The second shot rang out and I felt the sack jump in my hand, and realized for the first time I was still carrying the other chickens.

I jumped the ditch and dived into the cart with Tio as Em was turning out on the creek road. We followed the back roads for several miles before swinging back onto the highway, but even then we were sure every pair of headlights we saw was either Hutchinson or the sheriff, and stopped and pulled the bike into the bushes.

But eventually we grew confident and relaxed. Em peppered along toward home and I sat watching the pavement glide from under my feet. Tio was already asleep with his head on the sack.

As we crossed the river bridge at the lower end of the Ape Yard, Em cut his speed and yelled back over his shoulder, "You feel like dressin' these things?"

"What do you mean?''

Up the slope to the right glowed the lights of the Rainbow Supper Club. "Man, I'm just about whupped," he said.

"Me too," I said. It was well after midnight.

"I sure don't feel like dressin' these things."

"Well, somebody's got to, if you want your chicken dinner tomorrow." I might have known you'd put it off on me, I thought. But then as we drew nearer to the supper club, a smoky aroma cut the air, and I got the drift of his meaning.

"I can't wait for no tomorra, I'm 'bout to perish. What say we swap 'em off for some of old Bubba's barbecue!"

"After all that trouble for a chicken dinner?"

"Aw, them old birds are prob'bly tough anyhow." He was already turning off on the supper-club road. "How we gonna bake no chicken in the first place—ain't even got no oven! Talkin' 'bout fixin' chicken, and ain't even got no oven."

"You've got a point there."

"We don't even know nothing 'bout cookin' chicken."

"Right again, Em."

"But old Bubba sure knows how to cook barbecue."

That was true. Bubba White's Rainbow Supper Club, a barnlike structure converted from an old flour mill on the river, was almost as famous for its barbecue as for the murders that took place there. Bubba White was a stump of a man with the benevolent face of a black Santa Claus, and a violent temper. He had been brought up on a number of charges, and once in a while, when the public outcry became loud enough, his place was raided and padlocked. But within a few months the Rainbow was back in business, the cellar restocked with bootleg whiskey, and convicts from the county stockade waiting Bubba's tables.

Bubba White was Doc Bobo's brother-in-law.
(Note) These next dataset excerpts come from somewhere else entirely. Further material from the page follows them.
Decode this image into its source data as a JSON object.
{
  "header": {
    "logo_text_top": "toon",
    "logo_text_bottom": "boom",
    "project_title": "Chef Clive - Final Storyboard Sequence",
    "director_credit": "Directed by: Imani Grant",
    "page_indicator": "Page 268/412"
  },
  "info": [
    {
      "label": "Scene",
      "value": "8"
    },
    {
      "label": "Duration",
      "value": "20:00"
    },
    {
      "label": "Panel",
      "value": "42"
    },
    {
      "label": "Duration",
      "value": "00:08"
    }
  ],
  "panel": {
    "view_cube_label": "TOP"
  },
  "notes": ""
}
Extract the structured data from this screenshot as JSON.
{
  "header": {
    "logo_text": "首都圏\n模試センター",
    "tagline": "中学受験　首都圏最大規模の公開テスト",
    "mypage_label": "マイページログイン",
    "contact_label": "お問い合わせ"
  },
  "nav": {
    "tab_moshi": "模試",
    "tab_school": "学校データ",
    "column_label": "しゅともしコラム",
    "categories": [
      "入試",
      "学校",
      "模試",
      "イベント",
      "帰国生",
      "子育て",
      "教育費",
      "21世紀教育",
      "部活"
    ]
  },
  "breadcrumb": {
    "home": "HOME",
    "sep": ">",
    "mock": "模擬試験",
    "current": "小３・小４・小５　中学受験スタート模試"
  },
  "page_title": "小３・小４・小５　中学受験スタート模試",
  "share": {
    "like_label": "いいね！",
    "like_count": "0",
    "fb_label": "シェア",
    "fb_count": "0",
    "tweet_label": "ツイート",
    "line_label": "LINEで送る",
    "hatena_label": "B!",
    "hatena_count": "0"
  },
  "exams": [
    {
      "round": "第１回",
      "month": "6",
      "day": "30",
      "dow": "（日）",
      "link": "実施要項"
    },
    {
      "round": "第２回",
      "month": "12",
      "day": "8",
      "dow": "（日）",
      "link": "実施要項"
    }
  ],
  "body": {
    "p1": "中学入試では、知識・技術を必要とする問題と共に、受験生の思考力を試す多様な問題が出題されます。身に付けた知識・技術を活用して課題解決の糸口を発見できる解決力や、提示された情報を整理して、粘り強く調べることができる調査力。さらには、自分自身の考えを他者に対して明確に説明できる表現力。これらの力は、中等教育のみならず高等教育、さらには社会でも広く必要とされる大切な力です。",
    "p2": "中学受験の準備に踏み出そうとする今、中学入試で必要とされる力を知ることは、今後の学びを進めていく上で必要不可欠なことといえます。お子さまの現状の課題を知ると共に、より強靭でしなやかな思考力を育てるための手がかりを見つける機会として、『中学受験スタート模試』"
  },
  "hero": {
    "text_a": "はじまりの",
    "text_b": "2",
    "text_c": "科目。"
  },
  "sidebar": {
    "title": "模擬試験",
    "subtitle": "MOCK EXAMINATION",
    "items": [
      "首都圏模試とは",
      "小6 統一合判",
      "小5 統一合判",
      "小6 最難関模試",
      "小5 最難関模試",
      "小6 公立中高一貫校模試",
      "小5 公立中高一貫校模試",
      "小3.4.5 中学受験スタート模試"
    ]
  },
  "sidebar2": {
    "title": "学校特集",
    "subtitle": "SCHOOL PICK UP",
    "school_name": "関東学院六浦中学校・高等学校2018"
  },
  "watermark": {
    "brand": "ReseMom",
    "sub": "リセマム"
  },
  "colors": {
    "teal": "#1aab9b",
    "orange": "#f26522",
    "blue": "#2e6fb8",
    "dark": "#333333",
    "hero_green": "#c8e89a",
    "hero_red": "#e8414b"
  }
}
Em coasted around the parked cars to the kitchen. He knocked, but the noise from the jukebox drowned him out. He knocked again, and this time the door bucked on its hinges. Bubba himself peered out of the smoking kitchen, his maroon tie tucked in his belt, sweat glistening on his bald head and curling his collar. He recognized Em and grinned. "Hey, what say, what say."

Em held up the chickens. The ragged wings flopped open. "Bubba, we got some nice pullets here. How 'bout a trade for some of that good barbecue?"

Bubba White sucked his teeth and leaned out and looked around the yard. He saw me trying to rouse Tio and glanced back suspiciously at Em. "It's all right," said Em, "just a couple boys I brought along to help me catch 'em."

Bubba looked at the chickens, hanging lifeless in Em's big fists.

"How long them chickens been dead, man?"

"Not more'n a hour. They're still warm, feel 'em."

Bubba felt the corpses carefully. "This 'un looks like it's been run over."

"That one got caught in a shotgun blast"—an explanation that lifted Bubba's eyebrows—"but these others ain't got a bruise on 'em."

When Bubba had finished his examination, he turned and held out the birds to a broad-hipped woman who was working a barbecue fork between the black iron doors. "Take these chickens, Etta, and fix these boys sump'n to eat." He picked up a bottle from the cabinet. "Want a little sump'n, Em?"

"Better not," said Em, "I had some wine awhile ago and it don't do me to mix it."

Bubba chuckled. "Still got that tejus stomach, huh?"

"Raw as a whore at camp meetin'," said Em, rubbing his middle. "Sometimes I think the linin' gone."

Bubba's head jerked in silent laughter. He opened the door to the main dining room and pointed up to the balcony. "You all go up and get a seat. Send your food right up." He beckoned to a waiter.

Em leaned over and tapped the cook on the shoulder. "Put lots'a hot sauce on mine, Etta."